Laufzeit:01.07.2022 - 31.12.2024
Vorhaben-Nr. 22311 N

Forschungsvereinigung:

Fördergemeinschaft für das Süddeutsche Kunststoff-Zentrum e.V. - FSKZ
Friedrich-Bergius-Ring 22
D-97076 Würzburg
Tel.: +49 931 4104-235

Forschungseinrichtung:

  • SKZ-KFE gGmbH

Vorhabenbeschreibung:

Logo Bundesministerium für Wirtschaft und Energie

Schaumstoffe gewinnen durch ihre geringe Dichte und das Materialeinsparpotenzial immer mehr an Beliebtheit. Denn Schäume können sowohl das Leistungsspektrum kompakter Formteile ergänzen als auch die Funktionalität von Bauteilen erweitern. Allerdings ist die Bandbreite der am Markt verfügbaren Schäume aufgrund der bei PVC, PE und PP schwieriger zu beherrschenden Prozesse und der relativ hohen erreichbaren Dichten noch immer gering. PVC wird vorwiegend mit chemischen Treibmitteln aufgeschäumt und somit in der Dichtereduktion stark begrenzt. In der Extrusion können derzeitig PVC-Schäume mit einer Dichte von > 0,35 g/cm³ hergestellt werden. Trotz der relativ hohen Dichte sind PVC-Schäume aufgrund des vielseitigen Eigenschaftsspektrums des Grundmaterials bereits in einige Anwendungsgebiete vorgedrungen.

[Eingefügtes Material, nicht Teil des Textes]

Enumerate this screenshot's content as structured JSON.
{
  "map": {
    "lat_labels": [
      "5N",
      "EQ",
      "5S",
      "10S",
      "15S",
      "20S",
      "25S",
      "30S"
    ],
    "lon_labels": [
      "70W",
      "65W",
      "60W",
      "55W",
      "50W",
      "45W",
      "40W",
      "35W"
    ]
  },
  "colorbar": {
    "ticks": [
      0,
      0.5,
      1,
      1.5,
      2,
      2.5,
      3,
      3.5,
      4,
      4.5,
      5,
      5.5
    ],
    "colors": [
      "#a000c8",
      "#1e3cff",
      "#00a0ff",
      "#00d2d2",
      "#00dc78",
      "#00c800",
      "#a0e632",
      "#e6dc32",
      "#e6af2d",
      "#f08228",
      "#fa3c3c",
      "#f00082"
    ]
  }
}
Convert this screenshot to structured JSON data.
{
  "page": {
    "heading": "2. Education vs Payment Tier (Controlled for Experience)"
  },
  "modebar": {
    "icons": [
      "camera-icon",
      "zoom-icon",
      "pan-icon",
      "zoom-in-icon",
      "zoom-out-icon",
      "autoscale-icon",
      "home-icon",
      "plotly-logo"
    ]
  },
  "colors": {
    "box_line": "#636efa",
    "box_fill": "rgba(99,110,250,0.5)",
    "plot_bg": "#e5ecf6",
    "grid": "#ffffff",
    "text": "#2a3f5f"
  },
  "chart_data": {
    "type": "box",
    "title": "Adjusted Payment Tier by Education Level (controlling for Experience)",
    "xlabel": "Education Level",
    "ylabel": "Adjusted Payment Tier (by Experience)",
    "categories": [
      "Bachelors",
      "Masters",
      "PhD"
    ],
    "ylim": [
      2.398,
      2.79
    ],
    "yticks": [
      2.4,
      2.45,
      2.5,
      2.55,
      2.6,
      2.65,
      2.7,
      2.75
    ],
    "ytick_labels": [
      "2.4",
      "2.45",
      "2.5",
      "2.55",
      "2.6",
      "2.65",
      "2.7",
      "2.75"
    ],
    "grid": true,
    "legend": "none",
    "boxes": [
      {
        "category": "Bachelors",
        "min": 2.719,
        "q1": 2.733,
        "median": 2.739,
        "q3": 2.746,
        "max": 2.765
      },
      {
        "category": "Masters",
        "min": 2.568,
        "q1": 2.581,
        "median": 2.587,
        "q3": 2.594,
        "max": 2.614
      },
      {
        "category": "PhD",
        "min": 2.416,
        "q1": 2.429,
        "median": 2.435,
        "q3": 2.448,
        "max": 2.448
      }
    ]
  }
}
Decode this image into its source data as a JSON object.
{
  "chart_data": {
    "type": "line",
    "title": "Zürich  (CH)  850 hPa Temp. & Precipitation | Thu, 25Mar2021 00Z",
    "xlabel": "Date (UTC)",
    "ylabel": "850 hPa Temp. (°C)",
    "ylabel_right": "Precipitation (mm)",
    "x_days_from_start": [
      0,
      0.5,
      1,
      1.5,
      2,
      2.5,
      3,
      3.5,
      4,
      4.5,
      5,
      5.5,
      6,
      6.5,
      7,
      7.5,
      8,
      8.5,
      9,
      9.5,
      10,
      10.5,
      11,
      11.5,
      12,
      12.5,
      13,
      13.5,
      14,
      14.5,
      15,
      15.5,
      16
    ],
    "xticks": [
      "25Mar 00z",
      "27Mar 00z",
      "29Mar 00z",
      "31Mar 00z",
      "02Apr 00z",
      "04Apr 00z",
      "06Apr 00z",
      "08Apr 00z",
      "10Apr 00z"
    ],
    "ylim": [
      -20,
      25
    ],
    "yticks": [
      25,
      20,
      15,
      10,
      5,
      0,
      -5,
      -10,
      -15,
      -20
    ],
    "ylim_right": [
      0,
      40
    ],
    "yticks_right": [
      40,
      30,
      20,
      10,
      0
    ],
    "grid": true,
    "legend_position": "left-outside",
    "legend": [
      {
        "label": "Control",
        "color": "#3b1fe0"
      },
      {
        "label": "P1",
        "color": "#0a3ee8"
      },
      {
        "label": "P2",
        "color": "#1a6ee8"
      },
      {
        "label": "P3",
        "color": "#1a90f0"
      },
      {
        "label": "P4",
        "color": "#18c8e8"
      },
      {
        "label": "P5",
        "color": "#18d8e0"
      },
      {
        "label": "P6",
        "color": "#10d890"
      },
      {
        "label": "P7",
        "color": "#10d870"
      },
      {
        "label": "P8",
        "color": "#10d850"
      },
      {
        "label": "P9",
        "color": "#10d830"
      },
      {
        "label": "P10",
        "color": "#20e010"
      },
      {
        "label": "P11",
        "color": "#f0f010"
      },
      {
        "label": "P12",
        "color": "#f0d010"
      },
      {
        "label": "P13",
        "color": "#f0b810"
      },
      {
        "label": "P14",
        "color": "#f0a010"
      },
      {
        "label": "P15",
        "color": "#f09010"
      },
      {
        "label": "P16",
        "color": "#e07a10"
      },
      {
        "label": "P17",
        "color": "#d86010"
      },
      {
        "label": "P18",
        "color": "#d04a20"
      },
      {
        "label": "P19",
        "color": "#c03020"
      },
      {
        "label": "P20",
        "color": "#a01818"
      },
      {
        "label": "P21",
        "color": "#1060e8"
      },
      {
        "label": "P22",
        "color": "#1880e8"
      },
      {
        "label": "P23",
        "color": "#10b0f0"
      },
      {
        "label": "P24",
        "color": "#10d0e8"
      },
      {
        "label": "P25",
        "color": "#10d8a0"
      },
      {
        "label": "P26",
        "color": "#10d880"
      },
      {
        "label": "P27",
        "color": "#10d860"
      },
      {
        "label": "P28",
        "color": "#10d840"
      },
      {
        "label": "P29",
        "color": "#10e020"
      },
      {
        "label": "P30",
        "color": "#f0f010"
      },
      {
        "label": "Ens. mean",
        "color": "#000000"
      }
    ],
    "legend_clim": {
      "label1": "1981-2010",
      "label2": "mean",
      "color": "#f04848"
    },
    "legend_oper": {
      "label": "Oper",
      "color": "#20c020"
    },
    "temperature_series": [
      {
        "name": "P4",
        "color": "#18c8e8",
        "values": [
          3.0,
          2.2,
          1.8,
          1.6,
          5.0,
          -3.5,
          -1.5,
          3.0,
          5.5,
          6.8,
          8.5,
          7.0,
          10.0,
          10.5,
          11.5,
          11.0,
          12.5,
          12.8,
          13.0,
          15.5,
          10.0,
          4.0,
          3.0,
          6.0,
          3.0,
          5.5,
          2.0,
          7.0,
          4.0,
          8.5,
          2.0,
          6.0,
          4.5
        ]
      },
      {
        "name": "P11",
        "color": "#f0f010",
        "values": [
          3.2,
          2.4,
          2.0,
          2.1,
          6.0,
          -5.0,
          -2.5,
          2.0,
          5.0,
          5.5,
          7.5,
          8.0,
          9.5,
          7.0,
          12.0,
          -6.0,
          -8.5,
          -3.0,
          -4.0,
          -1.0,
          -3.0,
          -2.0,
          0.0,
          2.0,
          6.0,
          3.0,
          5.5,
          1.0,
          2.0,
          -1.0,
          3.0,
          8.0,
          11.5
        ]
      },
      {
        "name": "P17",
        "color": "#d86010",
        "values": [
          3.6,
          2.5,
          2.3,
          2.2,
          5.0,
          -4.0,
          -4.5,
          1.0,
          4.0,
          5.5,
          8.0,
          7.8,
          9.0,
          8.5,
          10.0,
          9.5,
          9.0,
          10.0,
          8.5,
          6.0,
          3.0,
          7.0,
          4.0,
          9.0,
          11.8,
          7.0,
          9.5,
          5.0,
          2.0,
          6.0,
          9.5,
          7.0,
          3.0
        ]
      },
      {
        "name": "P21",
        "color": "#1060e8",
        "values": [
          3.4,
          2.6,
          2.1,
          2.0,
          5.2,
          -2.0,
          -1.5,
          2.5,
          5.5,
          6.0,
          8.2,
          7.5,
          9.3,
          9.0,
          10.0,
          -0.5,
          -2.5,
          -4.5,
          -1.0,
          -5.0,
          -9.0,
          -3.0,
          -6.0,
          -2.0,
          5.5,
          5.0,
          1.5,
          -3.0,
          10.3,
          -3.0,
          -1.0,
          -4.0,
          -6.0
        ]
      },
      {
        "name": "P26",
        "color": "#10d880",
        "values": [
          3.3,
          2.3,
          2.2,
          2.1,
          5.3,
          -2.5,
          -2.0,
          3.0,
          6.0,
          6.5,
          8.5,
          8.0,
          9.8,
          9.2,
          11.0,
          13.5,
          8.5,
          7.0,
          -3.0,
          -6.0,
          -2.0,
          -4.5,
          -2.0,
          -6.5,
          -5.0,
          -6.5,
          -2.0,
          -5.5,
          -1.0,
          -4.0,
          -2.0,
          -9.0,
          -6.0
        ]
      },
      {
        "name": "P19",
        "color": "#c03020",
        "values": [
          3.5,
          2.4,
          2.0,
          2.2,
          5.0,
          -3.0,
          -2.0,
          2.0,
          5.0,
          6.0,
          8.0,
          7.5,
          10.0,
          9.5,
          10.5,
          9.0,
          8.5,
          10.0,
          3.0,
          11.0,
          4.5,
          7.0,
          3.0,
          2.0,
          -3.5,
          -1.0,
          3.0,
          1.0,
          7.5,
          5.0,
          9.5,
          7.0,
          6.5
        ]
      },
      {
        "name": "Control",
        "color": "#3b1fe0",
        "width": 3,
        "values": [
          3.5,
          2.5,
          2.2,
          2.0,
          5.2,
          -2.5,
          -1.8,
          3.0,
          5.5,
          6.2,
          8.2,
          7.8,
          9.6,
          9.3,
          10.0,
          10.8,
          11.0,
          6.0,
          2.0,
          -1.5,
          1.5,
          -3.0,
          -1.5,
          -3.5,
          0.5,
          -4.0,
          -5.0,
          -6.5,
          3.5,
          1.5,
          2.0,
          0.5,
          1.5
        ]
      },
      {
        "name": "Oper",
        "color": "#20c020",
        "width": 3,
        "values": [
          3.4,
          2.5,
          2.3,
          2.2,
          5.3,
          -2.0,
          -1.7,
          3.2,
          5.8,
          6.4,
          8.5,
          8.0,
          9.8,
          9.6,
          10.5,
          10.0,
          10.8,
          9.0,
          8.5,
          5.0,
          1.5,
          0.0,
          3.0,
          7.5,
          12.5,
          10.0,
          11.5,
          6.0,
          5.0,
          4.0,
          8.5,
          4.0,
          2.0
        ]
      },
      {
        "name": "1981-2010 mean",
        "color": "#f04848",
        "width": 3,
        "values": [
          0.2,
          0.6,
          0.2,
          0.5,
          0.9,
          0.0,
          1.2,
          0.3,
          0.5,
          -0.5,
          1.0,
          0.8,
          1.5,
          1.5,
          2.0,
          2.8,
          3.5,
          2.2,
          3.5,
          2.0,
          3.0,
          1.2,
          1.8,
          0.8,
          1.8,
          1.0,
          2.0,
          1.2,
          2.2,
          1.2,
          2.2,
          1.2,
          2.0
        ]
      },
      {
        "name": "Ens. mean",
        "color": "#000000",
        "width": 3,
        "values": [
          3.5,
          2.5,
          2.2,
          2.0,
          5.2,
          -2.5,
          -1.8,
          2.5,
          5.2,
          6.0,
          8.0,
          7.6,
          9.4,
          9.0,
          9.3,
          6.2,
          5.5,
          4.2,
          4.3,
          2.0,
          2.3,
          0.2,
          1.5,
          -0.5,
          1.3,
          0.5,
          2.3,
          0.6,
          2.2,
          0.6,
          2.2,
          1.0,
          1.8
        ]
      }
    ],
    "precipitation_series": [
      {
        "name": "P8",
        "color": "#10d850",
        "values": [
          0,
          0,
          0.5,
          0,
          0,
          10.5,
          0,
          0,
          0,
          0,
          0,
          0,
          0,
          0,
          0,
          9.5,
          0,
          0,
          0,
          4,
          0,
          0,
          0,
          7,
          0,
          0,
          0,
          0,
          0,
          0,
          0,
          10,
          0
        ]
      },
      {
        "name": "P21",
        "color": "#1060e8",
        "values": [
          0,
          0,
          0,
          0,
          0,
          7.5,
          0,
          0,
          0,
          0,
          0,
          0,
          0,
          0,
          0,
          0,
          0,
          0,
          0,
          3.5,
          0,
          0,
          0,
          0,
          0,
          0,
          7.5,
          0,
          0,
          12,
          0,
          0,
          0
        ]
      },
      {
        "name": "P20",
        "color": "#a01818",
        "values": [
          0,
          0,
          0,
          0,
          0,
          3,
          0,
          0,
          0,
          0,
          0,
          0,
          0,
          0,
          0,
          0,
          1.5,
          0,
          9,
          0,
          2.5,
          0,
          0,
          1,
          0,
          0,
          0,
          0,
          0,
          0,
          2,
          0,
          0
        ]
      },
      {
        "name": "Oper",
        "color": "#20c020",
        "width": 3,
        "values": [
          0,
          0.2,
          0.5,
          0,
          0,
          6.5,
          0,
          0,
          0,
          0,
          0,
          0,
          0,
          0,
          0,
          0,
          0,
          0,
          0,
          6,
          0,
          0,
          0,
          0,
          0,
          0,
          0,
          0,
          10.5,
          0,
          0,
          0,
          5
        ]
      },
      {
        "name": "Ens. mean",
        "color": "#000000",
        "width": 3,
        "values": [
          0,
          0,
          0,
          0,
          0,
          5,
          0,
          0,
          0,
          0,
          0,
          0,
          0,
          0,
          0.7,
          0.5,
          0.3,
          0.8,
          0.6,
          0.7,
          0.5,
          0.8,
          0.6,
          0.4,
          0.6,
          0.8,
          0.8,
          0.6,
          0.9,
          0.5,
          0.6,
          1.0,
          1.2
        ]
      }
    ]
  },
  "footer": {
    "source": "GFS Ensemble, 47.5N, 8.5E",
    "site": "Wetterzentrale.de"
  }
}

Ziel des Forschungsvorhabens ist daher die Entwicklung eines PVC-Schaums mit einer Dichte um ca. 0,10 g/cm³ sowie einer zugehörigen innovativen Technologie zum physikalischen Schäumen von PVC im Extrusionsverfahren, um dadurch dichtebedingte Limitierungen zu überwinden. Um dies zu erreichen, wird eine geeignete PVC-Schaumrezeptur ermittelt und eine darauf abgestimmte Verfahrenstechnik erarbeitet. Gleichzeitig soll die Recyclingfähigkeit des PVC-Schaums untersucht werden. Die neuentwickelte Verfahrenstechnik ermöglicht eine effektive und kostengünstige Herstellung von PVC-Schäumen mit einer sehr niedrigen Dichte. KMU können die Ergebnisse direkt in ihre Arbeit integrieren, speziell auf ihr Produkt anpassen und somit den Prozess in kurzer Zeit umsetzen und ihre Position am Markt festigen.